Penurunan ekspor nonmigas terjadi karena ekspor industri pertanian turun 16,97 persen menjadi US$240 juta. Lalu, industri pengolahan melemah 14,92 persen menjadi US$8,31 miliar.

Begitu pula dengan nilai ekspor industri pertambangan melorot 13,7 persen menjadi US$1,33 miliar. Penurunan nilai ekspor ketiga industri disumbang oleh turunnya ekspor logam mulia, perhiasan/permata, bahan bakar mineral, lemak dan minyak hewan/nabati, karet dan barang dari karet, serta alas kaki.

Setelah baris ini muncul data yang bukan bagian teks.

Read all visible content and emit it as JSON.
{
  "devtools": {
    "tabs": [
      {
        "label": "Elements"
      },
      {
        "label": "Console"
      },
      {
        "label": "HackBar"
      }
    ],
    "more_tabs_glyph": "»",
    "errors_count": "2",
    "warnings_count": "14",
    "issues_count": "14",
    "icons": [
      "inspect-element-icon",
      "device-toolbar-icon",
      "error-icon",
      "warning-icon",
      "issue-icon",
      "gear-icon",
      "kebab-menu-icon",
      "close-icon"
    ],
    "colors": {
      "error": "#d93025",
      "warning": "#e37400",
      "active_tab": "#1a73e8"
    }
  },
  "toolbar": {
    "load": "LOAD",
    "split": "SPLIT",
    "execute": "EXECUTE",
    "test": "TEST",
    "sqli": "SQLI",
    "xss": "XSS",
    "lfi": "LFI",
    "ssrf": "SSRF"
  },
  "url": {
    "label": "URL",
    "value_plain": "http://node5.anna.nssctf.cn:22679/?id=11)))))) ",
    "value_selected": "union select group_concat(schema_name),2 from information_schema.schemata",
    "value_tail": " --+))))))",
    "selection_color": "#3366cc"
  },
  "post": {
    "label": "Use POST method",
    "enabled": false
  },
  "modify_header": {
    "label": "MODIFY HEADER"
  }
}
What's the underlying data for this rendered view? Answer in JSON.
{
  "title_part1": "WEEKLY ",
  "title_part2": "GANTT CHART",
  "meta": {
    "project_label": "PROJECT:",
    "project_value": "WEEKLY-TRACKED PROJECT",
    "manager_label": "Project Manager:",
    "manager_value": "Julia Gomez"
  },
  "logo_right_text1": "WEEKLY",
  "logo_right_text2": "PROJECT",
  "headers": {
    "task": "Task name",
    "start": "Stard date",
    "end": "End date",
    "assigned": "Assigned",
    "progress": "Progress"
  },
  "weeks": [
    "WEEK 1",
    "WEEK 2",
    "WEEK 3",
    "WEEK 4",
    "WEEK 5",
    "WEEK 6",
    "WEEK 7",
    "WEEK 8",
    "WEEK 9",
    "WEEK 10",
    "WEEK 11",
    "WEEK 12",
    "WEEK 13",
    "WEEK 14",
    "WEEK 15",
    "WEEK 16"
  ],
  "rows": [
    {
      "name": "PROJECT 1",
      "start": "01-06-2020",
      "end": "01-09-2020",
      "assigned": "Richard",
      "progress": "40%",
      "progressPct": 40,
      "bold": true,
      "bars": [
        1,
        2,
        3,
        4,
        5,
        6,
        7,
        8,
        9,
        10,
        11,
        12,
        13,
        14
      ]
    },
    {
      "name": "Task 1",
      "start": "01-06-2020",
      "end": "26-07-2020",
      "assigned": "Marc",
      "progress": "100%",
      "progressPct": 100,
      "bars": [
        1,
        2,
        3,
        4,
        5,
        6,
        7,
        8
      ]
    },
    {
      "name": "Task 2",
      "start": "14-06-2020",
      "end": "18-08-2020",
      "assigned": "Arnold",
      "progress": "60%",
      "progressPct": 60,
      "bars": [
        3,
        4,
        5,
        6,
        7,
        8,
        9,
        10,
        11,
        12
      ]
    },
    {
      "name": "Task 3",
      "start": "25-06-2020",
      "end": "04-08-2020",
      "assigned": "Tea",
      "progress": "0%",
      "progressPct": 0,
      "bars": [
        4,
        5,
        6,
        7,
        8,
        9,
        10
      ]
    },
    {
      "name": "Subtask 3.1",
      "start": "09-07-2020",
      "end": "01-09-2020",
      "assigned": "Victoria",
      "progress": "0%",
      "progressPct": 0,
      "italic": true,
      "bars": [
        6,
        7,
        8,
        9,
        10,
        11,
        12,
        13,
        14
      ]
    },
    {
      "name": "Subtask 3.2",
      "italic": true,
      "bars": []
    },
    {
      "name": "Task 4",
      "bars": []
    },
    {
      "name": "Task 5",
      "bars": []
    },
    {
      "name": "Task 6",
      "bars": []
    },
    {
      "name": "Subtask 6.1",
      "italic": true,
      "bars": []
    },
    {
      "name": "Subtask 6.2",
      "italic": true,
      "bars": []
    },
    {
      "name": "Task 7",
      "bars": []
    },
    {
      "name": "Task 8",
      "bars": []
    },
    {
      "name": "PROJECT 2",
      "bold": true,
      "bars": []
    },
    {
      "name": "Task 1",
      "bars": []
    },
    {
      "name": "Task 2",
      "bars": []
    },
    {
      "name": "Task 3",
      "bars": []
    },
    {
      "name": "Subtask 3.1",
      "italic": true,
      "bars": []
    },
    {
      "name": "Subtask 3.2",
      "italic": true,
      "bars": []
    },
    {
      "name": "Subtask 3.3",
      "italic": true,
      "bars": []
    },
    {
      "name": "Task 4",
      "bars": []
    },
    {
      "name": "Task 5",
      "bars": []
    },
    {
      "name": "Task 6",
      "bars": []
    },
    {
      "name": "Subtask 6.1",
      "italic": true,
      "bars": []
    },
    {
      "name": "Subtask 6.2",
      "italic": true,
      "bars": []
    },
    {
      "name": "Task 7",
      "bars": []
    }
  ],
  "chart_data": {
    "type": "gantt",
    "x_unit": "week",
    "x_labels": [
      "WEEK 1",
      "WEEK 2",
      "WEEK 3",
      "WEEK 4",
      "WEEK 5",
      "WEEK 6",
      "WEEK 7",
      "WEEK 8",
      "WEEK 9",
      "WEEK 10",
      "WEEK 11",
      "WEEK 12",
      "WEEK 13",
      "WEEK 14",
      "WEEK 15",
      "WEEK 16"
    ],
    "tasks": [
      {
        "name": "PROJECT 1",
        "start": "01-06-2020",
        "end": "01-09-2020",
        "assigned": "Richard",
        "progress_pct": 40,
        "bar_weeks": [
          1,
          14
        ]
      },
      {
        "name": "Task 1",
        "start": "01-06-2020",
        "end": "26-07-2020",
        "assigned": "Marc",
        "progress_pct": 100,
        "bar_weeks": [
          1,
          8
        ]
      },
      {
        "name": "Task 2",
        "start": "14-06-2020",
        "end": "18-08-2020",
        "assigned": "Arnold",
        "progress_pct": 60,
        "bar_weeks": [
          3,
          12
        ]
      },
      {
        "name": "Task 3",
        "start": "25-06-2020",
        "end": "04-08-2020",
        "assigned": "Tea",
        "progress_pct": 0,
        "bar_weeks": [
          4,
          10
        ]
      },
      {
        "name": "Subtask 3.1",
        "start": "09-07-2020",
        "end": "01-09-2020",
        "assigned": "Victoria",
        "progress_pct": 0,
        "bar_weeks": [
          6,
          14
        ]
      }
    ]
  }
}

"Sementara yang naik adalah besi dan baja, kertas, karton, dan barang daripadanya, bijih kerak dan abu logam, pakaian dan aksesorisnya, dan tembakau dan rokok," katanya.

Secara total, kinerja ekspor non migas masih menopang sekitar 93,18 persen dari total ekspor Indonesia pada bulan lalu.

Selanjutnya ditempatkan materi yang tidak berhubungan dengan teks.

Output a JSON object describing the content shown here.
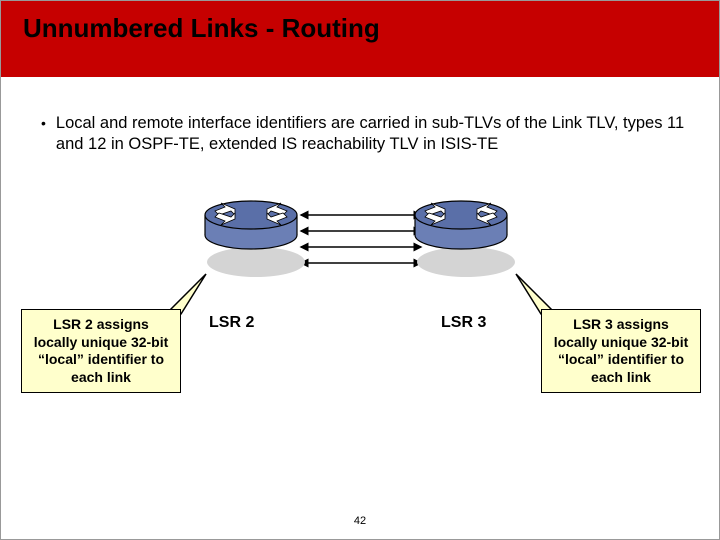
{
  "title": "Unnumbered Links - Routing",
  "bullet": "Local and remote interface identifiers are carried in sub-TLVs of the Link TLV, types 11 and 12 in OSPF-TE, extended IS reachability TLV in ISIS-TE",
  "router_left_label": "LSR 2",
  "router_right_label": "LSR 3",
  "callout_left": "LSR 2 assigns locally unique 32-bit “local” identifier to each link",
  "callout_right": "LSR 3 assigns locally unique 32-bit “local” identifier to each link",
  "page_number": "42"
}
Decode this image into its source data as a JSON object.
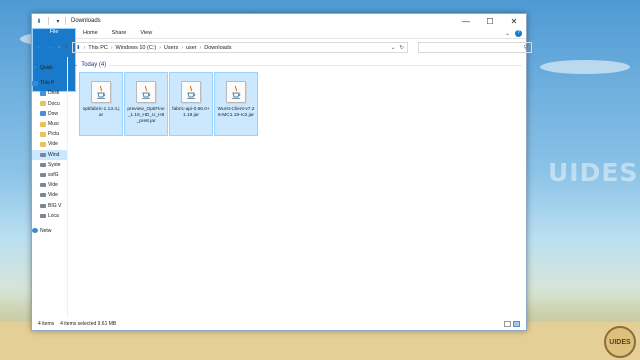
{
  "window": {
    "title": "Downloads",
    "controls": {
      "minimize": "—",
      "maximize": "☐",
      "close": "✕"
    }
  },
  "ribbon": {
    "tabs": [
      "File",
      "Home",
      "Share",
      "View"
    ],
    "collapse_glyph": "⌄",
    "help_glyph": "?"
  },
  "address": {
    "crumbs": [
      "This PC",
      "Windows 10 (C:)",
      "Users",
      "user",
      "Downloads"
    ],
    "search_placeholder": ""
  },
  "nav_pane": {
    "items": [
      {
        "label": "Quick",
        "icon": "star-icon",
        "selected": false
      },
      {
        "label": "This P",
        "icon": "pc-icon",
        "selected": false
      },
      {
        "label": "Desk",
        "icon": "folder-icon",
        "selected": false
      },
      {
        "label": "Docu",
        "icon": "folder-icon",
        "selected": false
      },
      {
        "label": "Dow",
        "icon": "download-icon",
        "selected": false
      },
      {
        "label": "Musi",
        "icon": "folder-icon",
        "selected": false
      },
      {
        "label": "Pictu",
        "icon": "folder-icon",
        "selected": false
      },
      {
        "label": "Vide",
        "icon": "folder-icon",
        "selected": false
      },
      {
        "label": "Wind",
        "icon": "drive-icon",
        "selected": true
      },
      {
        "label": "Syste",
        "icon": "drive-icon",
        "selected": false
      },
      {
        "label": "sofG",
        "icon": "drive-icon",
        "selected": false
      },
      {
        "label": "Vide",
        "icon": "drive-icon",
        "selected": false
      },
      {
        "label": "Vide",
        "icon": "drive-icon",
        "selected": false
      },
      {
        "label": "BIG V",
        "icon": "drive-icon",
        "selected": false
      },
      {
        "label": "Loca",
        "icon": "drive-icon",
        "selected": false
      },
      {
        "label": "Netw",
        "icon": "network-icon",
        "selected": false
      }
    ]
  },
  "content": {
    "group_label": "Today (4)",
    "files": [
      {
        "name": "optifabric-1.13.4.jar"
      },
      {
        "name": "preview_OptiFine_1.19_HD_U_H8_pre8.jar"
      },
      {
        "name": "fabric-api-0.56.0+1.19.jar"
      },
      {
        "name": "Wurst-Client-v7.26-MC1.19-rc2.jar"
      }
    ]
  },
  "status": {
    "count": "4 items",
    "selection": "4 items selected  9.61 MB"
  },
  "watermark": "UIDES",
  "corner_logo": "UIDES",
  "colors": {
    "accent": "#1979ca",
    "selection_bg": "#cce8ff",
    "selection_border": "#99d1ff"
  }
}
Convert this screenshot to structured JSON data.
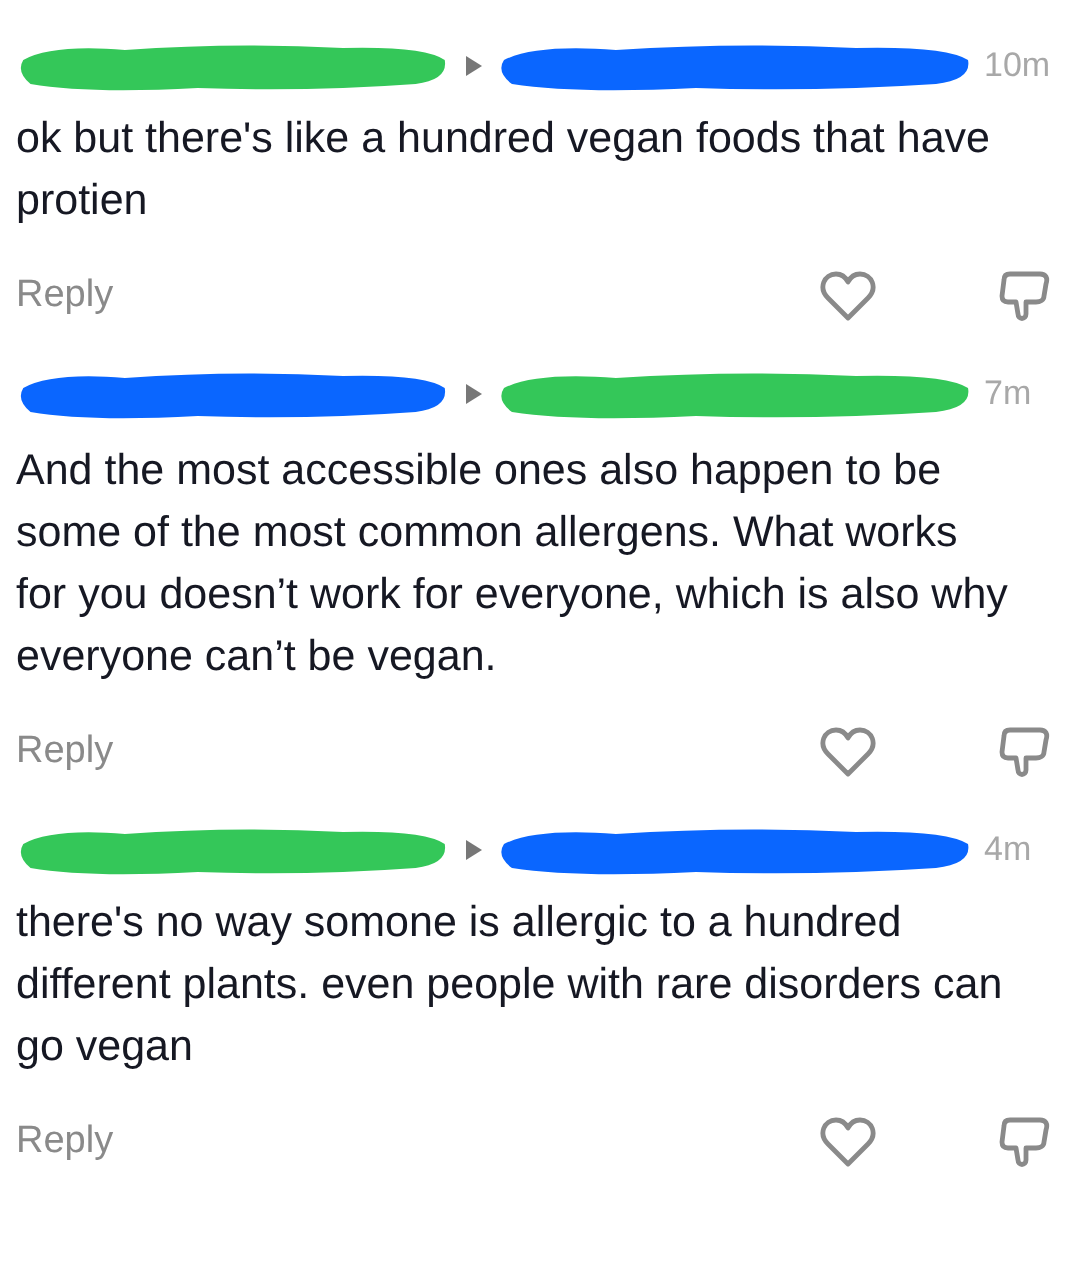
{
  "comments": [
    {
      "redactions": [
        {
          "color": "#34c759"
        },
        {
          "color": "#0a66ff"
        }
      ],
      "time": "10m",
      "text": "ok but there's like a hundred vegan foods that have protien",
      "reply": "Reply"
    },
    {
      "redactions": [
        {
          "color": "#0a66ff"
        },
        {
          "color": "#34c759"
        }
      ],
      "time": "7m",
      "text": "And the most accessible ones also happen to be some of the most common allergens. What works for you doesn’t work for everyone, which is also why everyone can’t be vegan.",
      "reply": "Reply"
    },
    {
      "redactions": [
        {
          "color": "#34c759"
        },
        {
          "color": "#0a66ff"
        }
      ],
      "time": "4m",
      "text": "there's no way somone is allergic to a hundred different plants. even people with rare disorders can go vegan",
      "reply": "Reply"
    }
  ]
}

Berdasarkan negara tujuan ekspor, peningkatan nilai ekspor nonmigas terjadi ke Australia US$46,2 juta, Mesir US$21,9 juta, Spanyol US$15,7 juta, Ukraina US$14,7 juta, dan Kamboja US$8,8 juta. Sementara nilai ekspor turun dari Singapura US$335,8 juta, Jepang US$215,7 juta, AS US$206,6 juta, Swiss US$139,3 juta, da Taiwan US$131,9 juta.

Secara kumulatif, ekspor Januari-Mei 2020 sebesar US$64,46 miliar. Kinerja ini turun 5,96 persen bila dibandingkan Januari-Mei 2019 sebesar US$68,64 miliar.

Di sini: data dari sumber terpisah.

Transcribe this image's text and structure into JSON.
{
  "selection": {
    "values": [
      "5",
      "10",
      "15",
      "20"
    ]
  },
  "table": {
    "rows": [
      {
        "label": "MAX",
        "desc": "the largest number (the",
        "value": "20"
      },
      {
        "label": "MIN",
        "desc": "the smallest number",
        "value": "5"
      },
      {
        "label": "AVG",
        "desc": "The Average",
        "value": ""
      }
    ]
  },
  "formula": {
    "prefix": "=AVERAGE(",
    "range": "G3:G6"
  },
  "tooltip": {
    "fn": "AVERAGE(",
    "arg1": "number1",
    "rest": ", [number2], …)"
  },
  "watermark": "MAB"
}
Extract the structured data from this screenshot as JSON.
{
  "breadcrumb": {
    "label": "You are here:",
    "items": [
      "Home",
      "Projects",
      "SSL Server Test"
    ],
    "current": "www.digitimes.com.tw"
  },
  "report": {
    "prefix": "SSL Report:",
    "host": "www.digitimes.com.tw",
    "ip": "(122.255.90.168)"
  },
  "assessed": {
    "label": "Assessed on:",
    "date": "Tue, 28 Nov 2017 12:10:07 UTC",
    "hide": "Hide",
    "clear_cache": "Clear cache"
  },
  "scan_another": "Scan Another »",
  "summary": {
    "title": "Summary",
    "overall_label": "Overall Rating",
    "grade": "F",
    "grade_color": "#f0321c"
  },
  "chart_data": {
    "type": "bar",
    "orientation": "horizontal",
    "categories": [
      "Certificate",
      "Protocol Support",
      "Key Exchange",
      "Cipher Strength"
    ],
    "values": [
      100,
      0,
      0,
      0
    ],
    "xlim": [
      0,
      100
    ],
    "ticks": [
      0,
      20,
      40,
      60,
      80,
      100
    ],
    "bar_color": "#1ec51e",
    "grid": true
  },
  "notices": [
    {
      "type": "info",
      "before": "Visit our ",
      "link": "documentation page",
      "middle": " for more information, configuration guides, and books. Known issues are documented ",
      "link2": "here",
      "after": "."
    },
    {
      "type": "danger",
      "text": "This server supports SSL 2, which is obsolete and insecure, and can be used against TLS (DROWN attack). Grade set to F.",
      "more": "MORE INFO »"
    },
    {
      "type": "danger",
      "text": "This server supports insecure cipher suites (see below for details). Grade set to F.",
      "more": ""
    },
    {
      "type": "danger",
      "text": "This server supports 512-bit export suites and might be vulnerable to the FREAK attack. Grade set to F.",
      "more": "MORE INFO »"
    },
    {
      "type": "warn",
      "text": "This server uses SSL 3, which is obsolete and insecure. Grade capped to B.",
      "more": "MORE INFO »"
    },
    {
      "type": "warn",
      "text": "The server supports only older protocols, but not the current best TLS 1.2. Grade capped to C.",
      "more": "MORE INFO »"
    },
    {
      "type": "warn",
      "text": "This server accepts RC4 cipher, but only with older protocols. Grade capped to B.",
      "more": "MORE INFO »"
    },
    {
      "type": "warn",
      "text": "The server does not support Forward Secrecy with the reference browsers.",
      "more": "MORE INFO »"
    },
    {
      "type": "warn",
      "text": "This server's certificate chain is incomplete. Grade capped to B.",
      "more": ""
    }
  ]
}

Khusus untuk ekspor nonmigas, turun 3,5 persen dari US$63,18 miliar menjadi US$60,97 miliar. Peningkatan ekspor nonmigas disumbang oleh bahan bakar mineral yang mencapai 13,34 persen dari total ekspor serta lemak dan minyak hewan nabati 12,32 persen.

Dari sisi impor, impor migas sebesar US$8,44 miliar atau merosot 23,04 persen dari US$12,54 miliar. Sementara impor nonmigas senilai US$7,78 miliar atau anjlok 33,36 persen dari US$11,68 miliar.

"Impor memang biasanya meningkat di ramadan dan turun di Idulfitri," imbuhnya.

[Gambas:Video CNN]

Penurunan impor nonmigas berasal dari barang konsumsi mencapai 23,08 persen menjadi US$930 juta. "Penurunan impor barang konsumsi, yaitu mesin AC, jeruk mandarin dari China, kurma karena Idulfitri sudah berlalu, dan mesin cuci," tuturnya.

Kemudian, impor barang baku/penolong melorot 34,66 persen menjadi US$6,11 miliar. Penurunan dari bahan baku handphone, gula mentah, gandum, dan kacang kedelai.

Lalu, impor barang modal merosot 29,01 persen menjadi US$1,39 miliar. Secara struktur, impor didominasi oleh barang baku/penolong mencapai 72,42 persen dari total impor.

Berdasarkan kode HS, penurunan impor berasal dari mesin dan peralatan mekanis, mesin dan perlengkapan elektrik, besi dan baja, serta plastik dan barang dari plastik. Sementara, komoditas yang naik impornya adalah kendaraan udara dan bagiannya, kapal, perahu, dan struktur terapung, pakaian dan aksesoris, serta kereta, trem dan bagiannya.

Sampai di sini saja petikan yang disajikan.